MGMT and the Quest for the Mainstream
Unlike the recent Jim Morrison “sightings” in various small towns throughout the rural United States, there is one myth in the music industry that holds much greater credibility. It is called the sophomore slump. The sophomore slump is when an artist releases a successful debut album, but fails to match that success on the second album. This theory is based on the sole power of expectation and the ways we consume popular music. The more hit singles from the first record, the more pressure we place on artists to repeat that on their sophomore attempt. As you can imagine, this rarely bodes well for the artist type, and crippling expectations often damage the vision of the second album. In some cases, they even ruin careers.

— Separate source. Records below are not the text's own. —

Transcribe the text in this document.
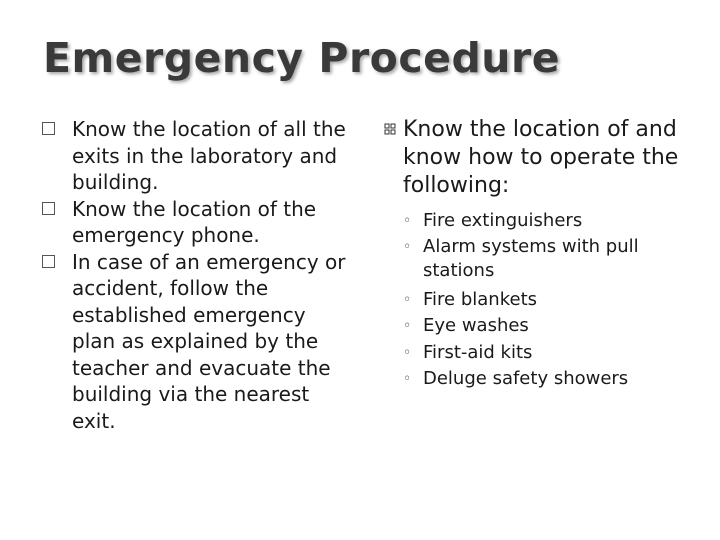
Emergency Procedure
Know the location of all the exits in the laboratory and building.
Know the location of the emergency phone.
In case of an emergency or accident, follow the established emergency plan as explained by the teacher and evacuate the building via the nearest exit.
Know the location of and know how to operate the following:
◦ Fire extinguishers
◦ Alarm systems with pull stations
◦ Fire blankets
◦ Eye washes
◦ First-aid kits
◦ Deluge safety showers
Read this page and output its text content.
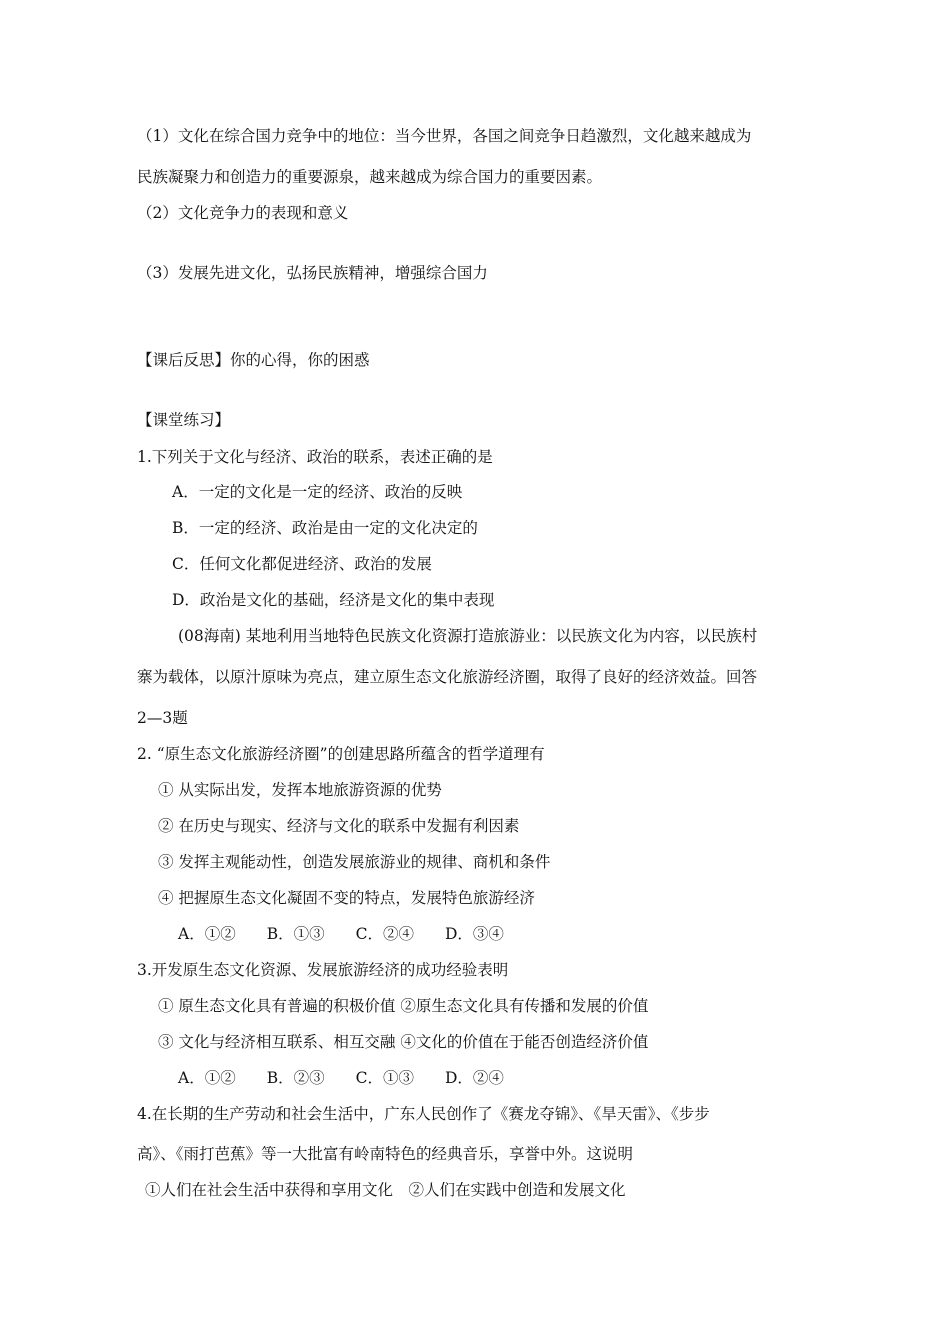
（1）文化在综合国力竞争中的地位：当今世界，各国之间竞争日趋激烈，文化越来越成为
民族凝聚力和创造力的重要源泉，越来越成为综合国力的重要因素。
（2）文化竞争力的表现和意义
（3）发展先进文化，弘扬民族精神，增强综合国力
【课后反思】你的心得，你的困惑
【课堂练习】
1.下列关于文化与经济、政治的联系，表述正确的是
A．一定的文化是一定的经济、政治的反映
B．一定的经济、政治是由一定的文化决定的
C．任何文化都促进经济、政治的发展
D．政治是文化的基础，经济是文化的集中表现
(08海南) 某地利用当地特色民族文化资源打造旅游业：以民族文化为内容，以民族村
寨为载体，以原汁原味为亮点，建立原生态文化旅游经济圈，取得了良好的经济效益。回答
2—3题
2. “原生态文化旅游经济圈”的创建思路所蕴含的哲学道理有
① 从实际出发，发挥本地旅游资源的优势
② 在历史与现实、经济与文化的联系中发掘有利因素
③ 发挥主观能动性，创造发展旅游业的规律、商机和条件
④ 把握原生态文化凝固不变的特点，发展特色旅游经济
A．①②　　B．①③　　C．②④　　D．③④
3.开发原生态文化资源、发展旅游经济的成功经验表明
① 原生态文化具有普遍的积极价值 ②原生态文化具有传播和发展的价值
③ 文化与经济相互联系、相互交融 ④文化的价值在于能否创造经济价值
A．①②　　B．②③　　C．①③　　D．②④
4.在长期的生产劳动和社会生活中，广东人民创作了《赛龙夺锦》、《旱天雷》、《步步
高》、《雨打芭蕉》等一大批富有岭南特色的经典音乐，享誉中外。这说明
①人们在社会生活中获得和享用文化　②人们在实践中创造和发展文化
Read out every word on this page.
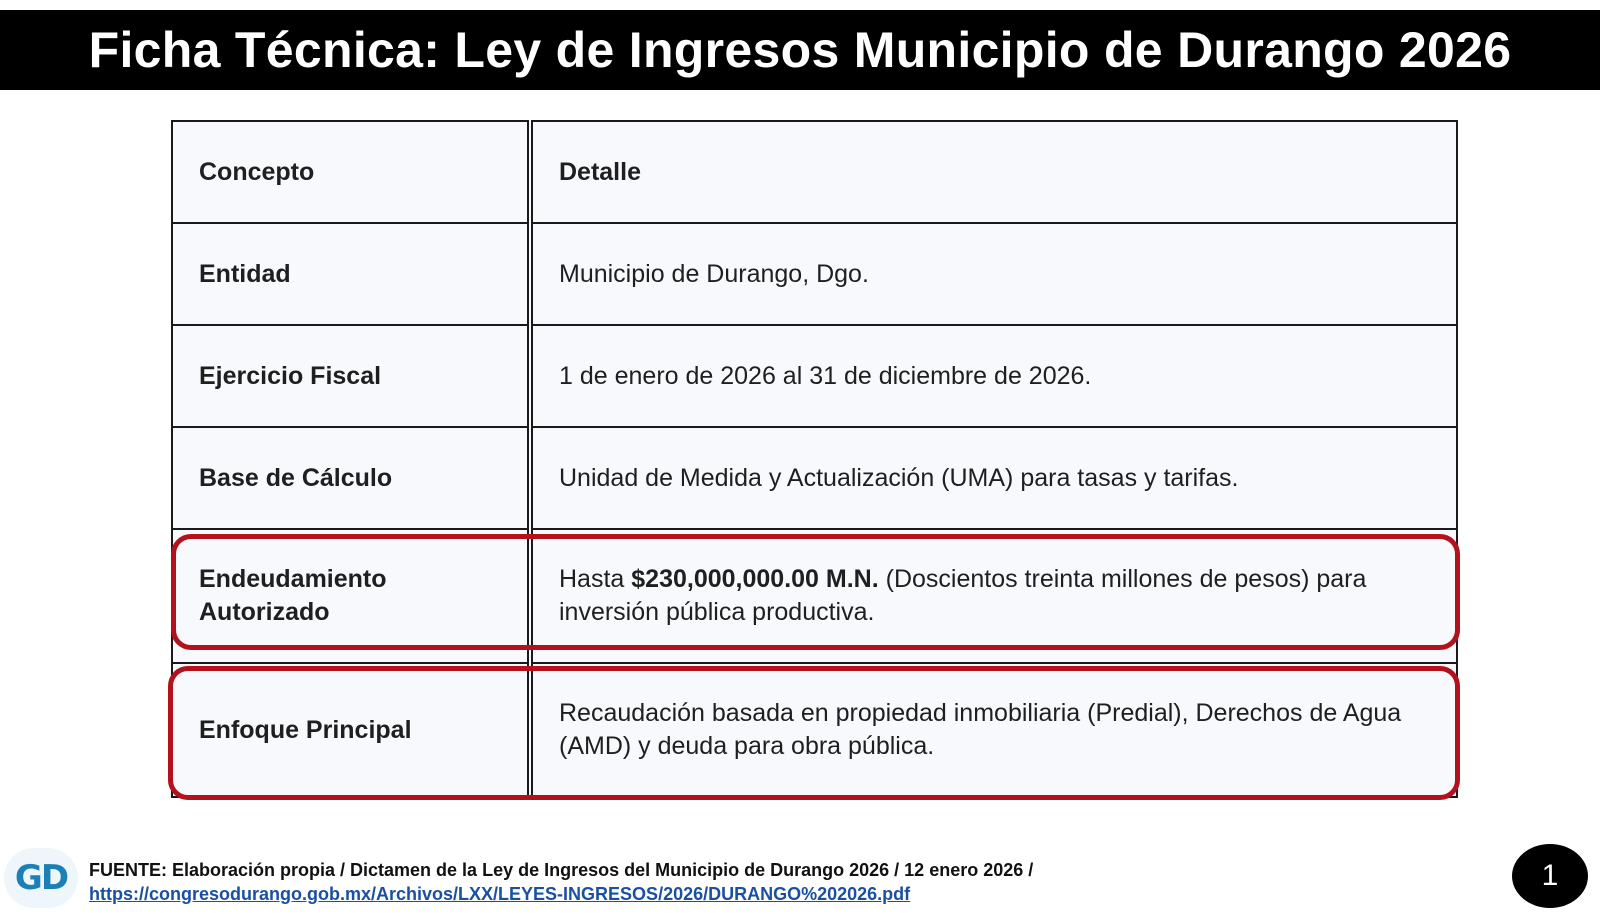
Ficha Técnica: Ley de Ingresos Municipio de Durango 2026
Concepto	Detalle
Entidad	Municipio de Durango, Dgo.
Ejercicio Fiscal	1 de enero de 2026 al 31 de diciembre de 2026.
Base de Cálculo	Unidad de Medida y Actualización (UMA) para tasas y tarifas.
Endeudamiento Autorizado	Hasta $230,000,000.00 M.N. (Doscientos treinta millones de pesos) para inversión pública productiva.
Enfoque Principal	Recaudación basada en propiedad inmobiliaria (Predial), Derechos de Agua (AMD) y deuda para obra pública.
GD FUENTE: Elaboración propia / Dictamen de la Ley de Ingresos del Municipio de Durango 2026 / 12 enero 2026 /
https://congresodurango.gob.mx/Archivos/LXX/LEYES-INGRESOS/2026/DURANGO%202026.pdf
1
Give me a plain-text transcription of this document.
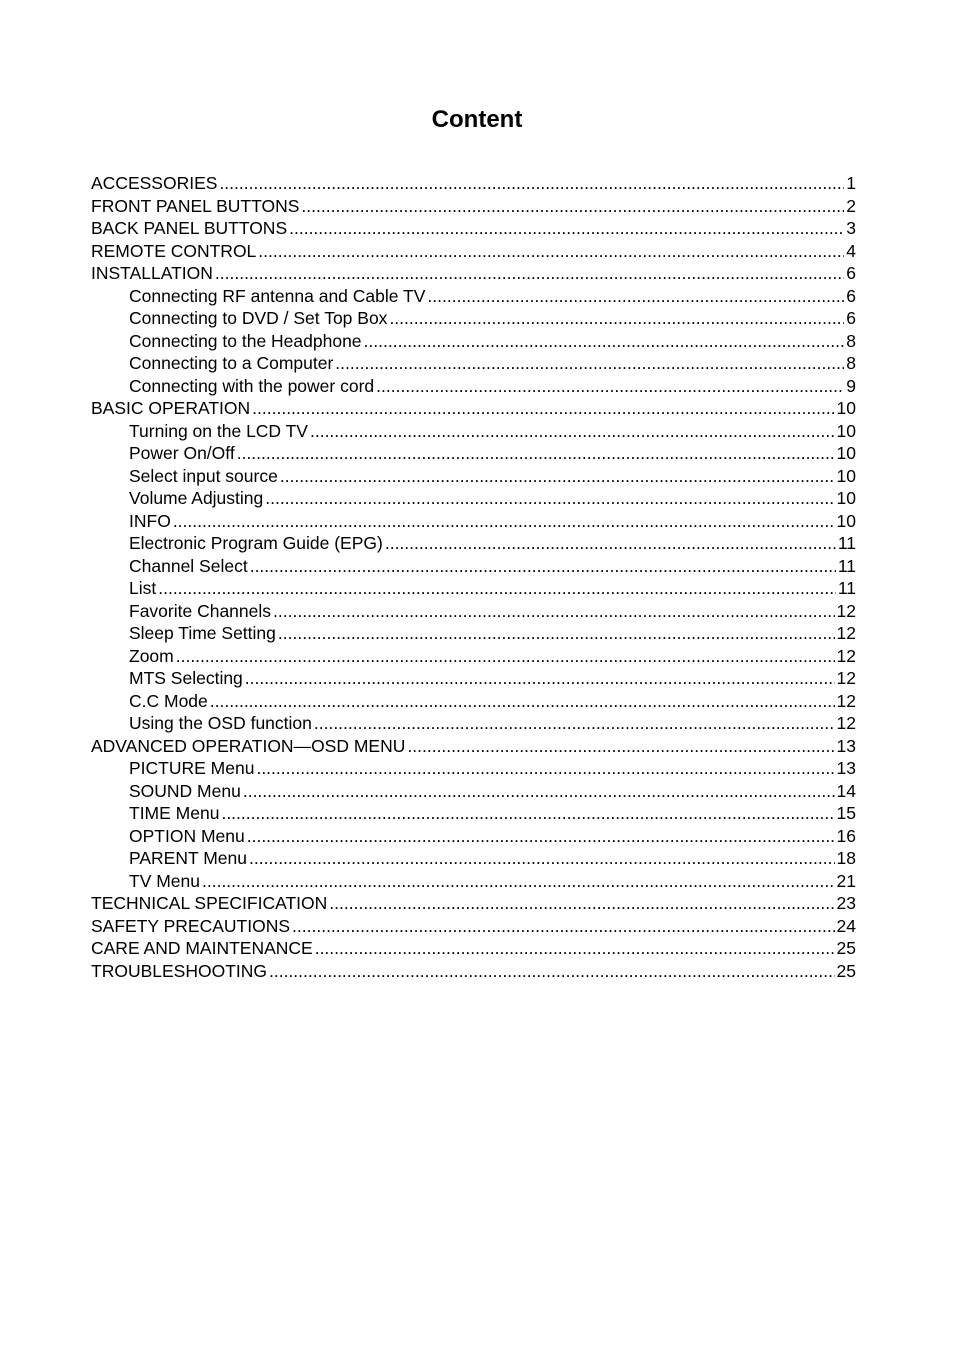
Content
ACCESSORIES .....	1
FRONT PANEL BUTTONS .....	2
BACK PANEL BUTTONS .....	3
REMOTE CONTROL .....	4
INSTALLATION .....	6
Connecting RF antenna and Cable TV .....	6
Connecting to DVD / Set Top Box .....	6
Connecting to the Headphone .....	8
Connecting to a Computer .....	8
Connecting with the power cord .....	9
BASIC OPERATION .....	10
Turning on the LCD TV .....	10
Power On/Off .....	10
Select input source .....	10
Volume Adjusting .....	10
INFO .....	10
Electronic Program Guide (EPG) .....	11
Channel Select .....	11
List .....	11
Favorite Channels .....	12
Sleep Time Setting .....	12
Zoom .....	12
MTS Selecting .....	12
C.C Mode .....	12
Using the OSD function .....	12
ADVANCED OPERATION—OSD MENU .....	13
PICTURE Menu .....	13
SOUND Menu .....	14
TIME Menu .....	15
OPTION Menu .....	16
PARENT Menu .....	18
TV Menu .....	21
TECHNICAL SPECIFICATION .....	23
SAFETY PRECAUTIONS .....	24
CARE AND MAINTENANCE .....	25
TROUBLESHOOTING .....	25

There isn’t another musician in the last 20 years who has struggled with this more than MGMT, the band known for their immensely popular debut, Oracular Spectacular. The album pumped out radio hits like “Kids,” “Electric Feel,” and “Time to Pretend.” The music was a perfect blend of psychedelic rock and modern pop. The melodies were highly addictive and it was hard to find anyone in the room who didn’t get down with the sound. MGMT was expected to take over the world, but it was quickly discovered that they had different plans. Instead of pursuing mainstream success, the band focused on writing music that puzzles you after listening to it the first time.
After two failed attempts at experimental albums, nearly everyone close to the band lost faith in their ability to be commercially successful. Their record label, critics, and even the band felt that their flash of brilliance was potentially over. Most of the songs in the most recent two albums lacked cohesion and accessibility, but MGMT released a few tracks during those years that suggested they hadn’t completely lost their sense. Tracks like “Congratulations” and “Alien Days” showed glimpses of what the band was still capable of. Despite the two album slumps, critics and fans always maintained hope that their groove would return once more.
After spending a few years apart, Andrew VanWyngarden and Ben Goldwasser (the founders of MGMT), decided work in the studio again. Their producer suggested a more simple approach to the songwriting: just focus on the verse and chorus. This enabled the two musicians to write like they did in their college dorm; the place where they wrote hits like “Time to Pretend” and “Kids.”
The result of their creative makeover is a much more accessible sound for MGMT. The first three singles for their upcoming album, Little Dark Age, embrace a poppier side that we have been missing from them for so many years. The most hopeful track is “Hand it Over,” a synth-based pop song that is surprisingly safe for a band that loves to experiment. The album is said to come out on February 9th, and will be followed by a massive US tour. In the meantime, fans are left to wonder if MGMT still has what it takes to thrive in the mainstream.